Getting to know the women of Jubilee brings joy and fulfillment to both sides.  Our teammate Kelly taught a series of computer classes at Jubilee, helping the women gain basic skills on Microsoft Word, like typing a resume or cover letter.  Something that many of us take for granted—typing up a document—is a new and empowering skill for many women who are moving toward self-sufficiency.  Kelly said, “It was awesome! I highly recommend getting involved with them.  The women at the center were all really friendly… I found the experience of working with the women there to be really rewarding. Do it!!”

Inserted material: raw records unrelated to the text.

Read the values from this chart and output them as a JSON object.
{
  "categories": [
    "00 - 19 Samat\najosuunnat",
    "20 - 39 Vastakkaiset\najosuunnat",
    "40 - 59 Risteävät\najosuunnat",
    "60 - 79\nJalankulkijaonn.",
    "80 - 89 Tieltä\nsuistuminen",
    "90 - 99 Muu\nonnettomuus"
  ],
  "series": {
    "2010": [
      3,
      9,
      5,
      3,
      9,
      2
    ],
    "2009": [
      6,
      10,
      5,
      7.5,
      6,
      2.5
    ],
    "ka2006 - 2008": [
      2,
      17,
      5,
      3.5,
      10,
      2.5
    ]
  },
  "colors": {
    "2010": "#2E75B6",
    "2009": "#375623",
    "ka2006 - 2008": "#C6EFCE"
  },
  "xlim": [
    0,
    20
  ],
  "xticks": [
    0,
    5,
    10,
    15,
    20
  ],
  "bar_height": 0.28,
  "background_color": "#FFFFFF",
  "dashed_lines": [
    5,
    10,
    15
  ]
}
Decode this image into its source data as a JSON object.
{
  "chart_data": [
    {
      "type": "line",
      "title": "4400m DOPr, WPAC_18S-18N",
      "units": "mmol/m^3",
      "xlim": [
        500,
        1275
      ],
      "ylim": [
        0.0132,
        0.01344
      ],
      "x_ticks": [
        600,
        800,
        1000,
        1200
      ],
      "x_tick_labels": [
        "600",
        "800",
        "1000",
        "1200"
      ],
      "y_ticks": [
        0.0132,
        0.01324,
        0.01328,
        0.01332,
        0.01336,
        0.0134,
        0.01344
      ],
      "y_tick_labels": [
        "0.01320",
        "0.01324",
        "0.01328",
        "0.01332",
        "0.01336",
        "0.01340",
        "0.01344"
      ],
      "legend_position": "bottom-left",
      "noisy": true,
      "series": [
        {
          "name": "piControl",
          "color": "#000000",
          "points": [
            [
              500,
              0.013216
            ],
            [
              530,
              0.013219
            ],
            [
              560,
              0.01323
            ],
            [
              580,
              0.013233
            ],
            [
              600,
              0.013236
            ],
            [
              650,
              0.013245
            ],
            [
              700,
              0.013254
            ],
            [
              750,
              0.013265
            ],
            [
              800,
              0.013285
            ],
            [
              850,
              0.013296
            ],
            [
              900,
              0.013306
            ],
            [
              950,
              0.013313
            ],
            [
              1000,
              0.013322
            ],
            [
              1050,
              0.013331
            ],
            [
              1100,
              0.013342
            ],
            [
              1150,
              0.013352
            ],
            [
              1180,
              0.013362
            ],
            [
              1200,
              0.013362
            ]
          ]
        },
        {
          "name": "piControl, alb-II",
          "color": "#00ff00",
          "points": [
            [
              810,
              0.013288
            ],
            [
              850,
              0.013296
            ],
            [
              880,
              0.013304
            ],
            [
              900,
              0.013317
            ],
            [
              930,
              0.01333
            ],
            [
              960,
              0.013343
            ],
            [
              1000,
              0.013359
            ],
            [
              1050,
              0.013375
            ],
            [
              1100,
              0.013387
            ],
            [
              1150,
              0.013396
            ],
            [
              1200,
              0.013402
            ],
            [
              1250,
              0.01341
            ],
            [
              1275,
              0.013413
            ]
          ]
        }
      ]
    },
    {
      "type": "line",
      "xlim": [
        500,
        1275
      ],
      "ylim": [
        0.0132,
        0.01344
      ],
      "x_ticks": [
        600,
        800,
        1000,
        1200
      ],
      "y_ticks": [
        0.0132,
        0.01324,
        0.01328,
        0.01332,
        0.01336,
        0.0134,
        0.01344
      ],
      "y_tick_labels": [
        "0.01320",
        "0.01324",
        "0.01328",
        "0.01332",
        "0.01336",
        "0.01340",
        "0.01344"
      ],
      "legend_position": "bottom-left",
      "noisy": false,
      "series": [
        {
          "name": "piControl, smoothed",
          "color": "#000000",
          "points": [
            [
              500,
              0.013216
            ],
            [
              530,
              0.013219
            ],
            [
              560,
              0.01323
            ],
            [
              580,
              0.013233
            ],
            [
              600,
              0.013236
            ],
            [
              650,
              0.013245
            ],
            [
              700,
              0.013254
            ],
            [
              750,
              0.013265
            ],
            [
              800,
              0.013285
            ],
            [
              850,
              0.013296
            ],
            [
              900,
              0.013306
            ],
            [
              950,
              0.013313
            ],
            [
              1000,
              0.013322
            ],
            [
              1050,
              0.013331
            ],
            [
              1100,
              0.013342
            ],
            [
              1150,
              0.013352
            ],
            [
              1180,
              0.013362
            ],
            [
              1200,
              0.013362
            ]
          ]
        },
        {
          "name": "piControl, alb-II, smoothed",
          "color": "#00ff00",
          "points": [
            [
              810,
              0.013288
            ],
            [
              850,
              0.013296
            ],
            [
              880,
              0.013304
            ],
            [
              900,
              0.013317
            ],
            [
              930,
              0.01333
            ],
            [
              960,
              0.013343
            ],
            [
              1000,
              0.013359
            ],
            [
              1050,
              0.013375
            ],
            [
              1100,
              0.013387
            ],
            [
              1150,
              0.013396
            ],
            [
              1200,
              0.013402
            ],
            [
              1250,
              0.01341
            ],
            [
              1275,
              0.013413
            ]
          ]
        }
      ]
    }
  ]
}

Community dinners are another way we have connected with Jubilee.  Recently, our teammates Lori, Mirna, Sheila, and Lori’s daughter Bayley combined forces to prepare baked chicken, mashed potatoes and broccoli for Jubilee’s 35 residents.  Lori commented, “The women were so grateful and we received many thanks.  Most of the women came at various times to eat, as they had to juggle work, school and other activities.  I will plan on organizing a dinner every other month at this point.  The team is welcome to contact Angie to schedule more community dinners.”

As anyone who volunteers knows well, the people we serve aren’t the only ones who benefit. Giving to Jubilee brings us a sense of connectedness and fulfillment—now that’s empowering!